Over the past couple days, I thought of a new way to discover what online search engines are indexing pages that I have excluded them from visiting using standard meta/HTML tags and/or a robots.txt file. These methods basically instruct search engine code to not list the specified pages on a search engine for others to see.
Well, several search engines, even some of the most popular, do not seem to follow the rules as one might think. Quite some time ago, I wrote HoneyPot scripts to detect if search engine bots were visiting the pages I designated no-index. But this caused many bots to be blocked, even some of the top search engines in the world, because they were visiting the excluded pages. And just because the engine's bot visited the page does not mean the page was indexed or saved.
Which comes to my newer idea. I made specific excluded pages containing unique short alphanumeric (numbers and letters) codes. If a search engine does not index the pages as requested, and a search is placed for that unique code, no results should be displayed. However, if results do appear. This means the search engine did not abide by the exclusion and should be watched closely.
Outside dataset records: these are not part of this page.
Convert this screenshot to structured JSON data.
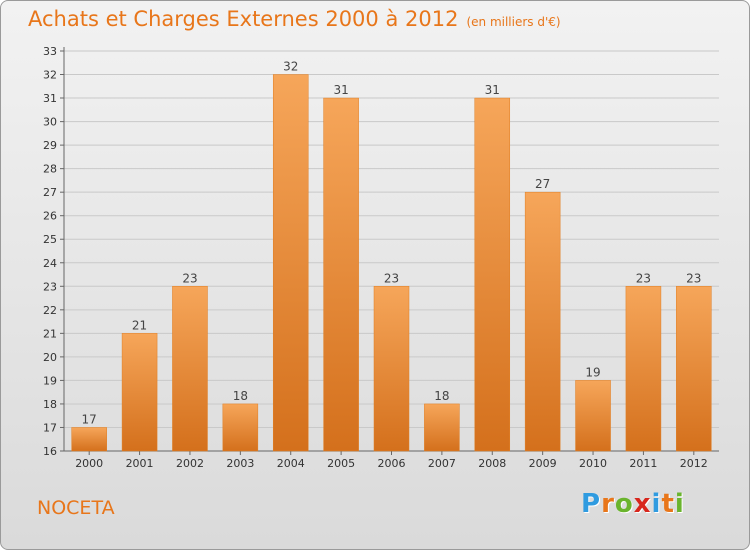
{
  "header": {
    "title": "Achats et Charges Externes 2000 à 2012",
    "unit": "(en milliers d'€)"
  },
  "footer": {
    "commune": "NOCETA",
    "logo_letters": [
      "P",
      "r",
      "o",
      "x",
      "i",
      "t",
      "i"
    ],
    "logo_colors": [
      "#2f9be0",
      "#e8761a",
      "#6ab42d",
      "#d8261c",
      "#2f9be0",
      "#e8761a",
      "#6ab42d"
    ]
  },
  "colors": {
    "accent": "#e8761a",
    "bar_top": "#f6a65a",
    "bar_bottom": "#d4701c",
    "grid": "#c9c9c9",
    "axis": "#666666"
  },
  "chart_data": {
    "type": "bar",
    "title": "Achats et Charges Externes 2000 à 2012",
    "subtitle": "(en milliers d'€)",
    "xlabel": "",
    "ylabel": "",
    "categories": [
      "2000",
      "2001",
      "2002",
      "2003",
      "2004",
      "2005",
      "2006",
      "2007",
      "2008",
      "2009",
      "2010",
      "2011",
      "2012"
    ],
    "values": [
      17,
      21,
      23,
      18,
      32,
      31,
      23,
      18,
      31,
      27,
      19,
      23,
      23
    ],
    "value_labels": [
      "17",
      "21",
      "23",
      "18",
      "32",
      "31",
      "23",
      "18",
      "31",
      "27",
      "19",
      "23",
      "23"
    ],
    "ylim": [
      16,
      33
    ],
    "yticks": [
      16,
      17,
      18,
      19,
      20,
      21,
      22,
      23,
      24,
      25,
      26,
      27,
      28,
      29,
      30,
      31,
      32,
      33
    ],
    "grid": true,
    "legend": "none"
  }
}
I'm sure this is not a new tactic for catching bots indexing pages excluded by various means. But it should prove a interesting test to see how it pans out. I will post results after some time has passed, letting various different search engines crawl the pages, and index them if they might. This system could be made more autonomous by writing a script to check the major search engines periodically for results of the unique code making the process partially autonomous.